“Wait, where am I? Ah crap…”

Those thoughts were running through my confused and foggy brain at 3am as I slowly shook the sleep from my head and sat down to pee (on our boat, everyone pees sitting down, First Mate’s rules). My sea legs were wobbly and I was glad for all the fiddles and hand holds in this amazing boat as I had just made my way up the companionway from the aft cabin into the big bathroom off the salon of this large catamaran. “Where are we? What’s the sail plan? Who’s on watch? What’s the wind? And holy shit, when did we put a bathtub and subway tile in our head?!” Only then did I realize that I wasn’t on Lyrae. We don’t have a big bathroom off the salon. I was in my underwear, on land, in Alameda, CA. Not only were we in the home of LJ’s old mentor, boss and skipper Fred, but I had wandered out of the guest room in my underwear, up the stairs and into Fred and Rose’s private bedroom suite! They were literal feet away and I was peeing with the door open. Oh boy. Shhhhhh.

I still haven’t gotten used to waking up underway in the middle of the night.

We were on our way to go backpacking in Yosemite. It had been well over a week since I had sailed under the Golden Gate and tied up in Sausalito. The boat and crew did great, no injuries or real damage beyond regular passage wear and tear. I was relieved. But over the next week I realized just how much stress and anxiety I had been carrying through the lead up to departure and through the passage. We have done a lot of work on this boat, and a lot of it ourselves. I got way outside of my comfort zone with mechanical, electrical, plumbing, rigging, sails, etc. How many hose clamps, ball valves and pieces of plumbing had I touched? And how could those two tiny hose clamps mean the difference between the bilge being clean and dry and the boat sinking from the inside out?! “Does that port sail drive sound a little more hydraulic to you than starboard?” Oh god, I really hope I got that gear lash adjusted properly and the whole thing doesn’t explode (we had to motor for 2+ days of the passage). But more importantly — did I have the right sail plan? Had I interpreted the weather models properly? Could I really reef running downwind if the following seas didn’t allow us to turn up? Did I really know how to sail a catamaran at all?! Why oh why hadn’t I spent more time flying the code0! Just constant low level anxiety. When I sleept it was for 1-2 hours at most. From my berth I could quietly check the wind, weather, speed, chart and everything on my phone, so I didn’t have to constantly run up to the helm to check. There was one terrifying shrill alarm, on the very first night, as we were motoring on the port engine that woke me (and I think the entire boat). After shutting down the autopilot, VHF and engine, it stopped. I still don’t know what it was or where it came from, but the systems all checked out fine on inspection. And yes, it’s the first time I dropped into the engine room in the dark wearing underwear and a PFD while harnessed into the amazing jack lines LJ installed everywhere (thank god for LJ).

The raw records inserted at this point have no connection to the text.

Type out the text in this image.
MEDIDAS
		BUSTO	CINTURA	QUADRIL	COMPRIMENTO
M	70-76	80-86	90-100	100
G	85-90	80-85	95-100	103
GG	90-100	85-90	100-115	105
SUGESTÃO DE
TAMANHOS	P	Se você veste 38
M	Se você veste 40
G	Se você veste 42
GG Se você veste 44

And LJ. I really missed having LJ on the boat. Yes we’re married and it’s not always roses. We bicker, we both have pretty strong ideas about the best way to do things, etc, etc. But she is a partner like no other. We bring different approaches to a conflict or a crises, but when push comes to shove, there’s nobody I’d rather have in my corner. There are so many critical systems on this boat that are on her side of the spreadsheet: sails, rigging, provisions, safety, medical. “Oh, you need a new system to take the load of the reefing line? Gimme 5 minutes— I’ll splice something up for you from my spare dynema.” And she does. That, my friends, is very, very rare. And that gives me deep confidence that we can overcome problems. And she wan’t on the boat, and I was anxious.

LJ this week demonstrating how to recover a kid scooter off the bottom of the ocean with what was within arms reach. That’s a boat hook, some line, a water bottle filled with rocks, two propellor zincs and our fishing gaff.

But overall, I had asked for this. I wanted to be anxious. I needed to stand on my own two feet. One of the big reasons I want to do this at all is to feel alive. I missed feeling a sense of urgency. I want my kids to understand that you can’t always just type on a laptop and zoom all day for a living and pay money to have your problems solved. I want them to end up like LJ, who can fix anything without ever having the right tools or materials, because she grew up on a boat. I want them to understand that adventure means soldering new components onto a watermarker board while in a pristine anchorage, or rigging a temporary ground wire 150 miles offshore for the fuel transfer pump that somehow got miswired right after I tested it in the boat yard this March (ugh). Not so long ago I had a physics lab as a supply of never ending puzzles. Now we have a boat. But this type of living feels more real, more immediate, more exciting, more human and yes — more stressful. Luckily I seem to be coping OK. I’ve quit adventure peeing in the middle of the night, so I’ve got that going for me. Now it’s time to gear up for the next passage, this time with the kids and, thank God, LJ.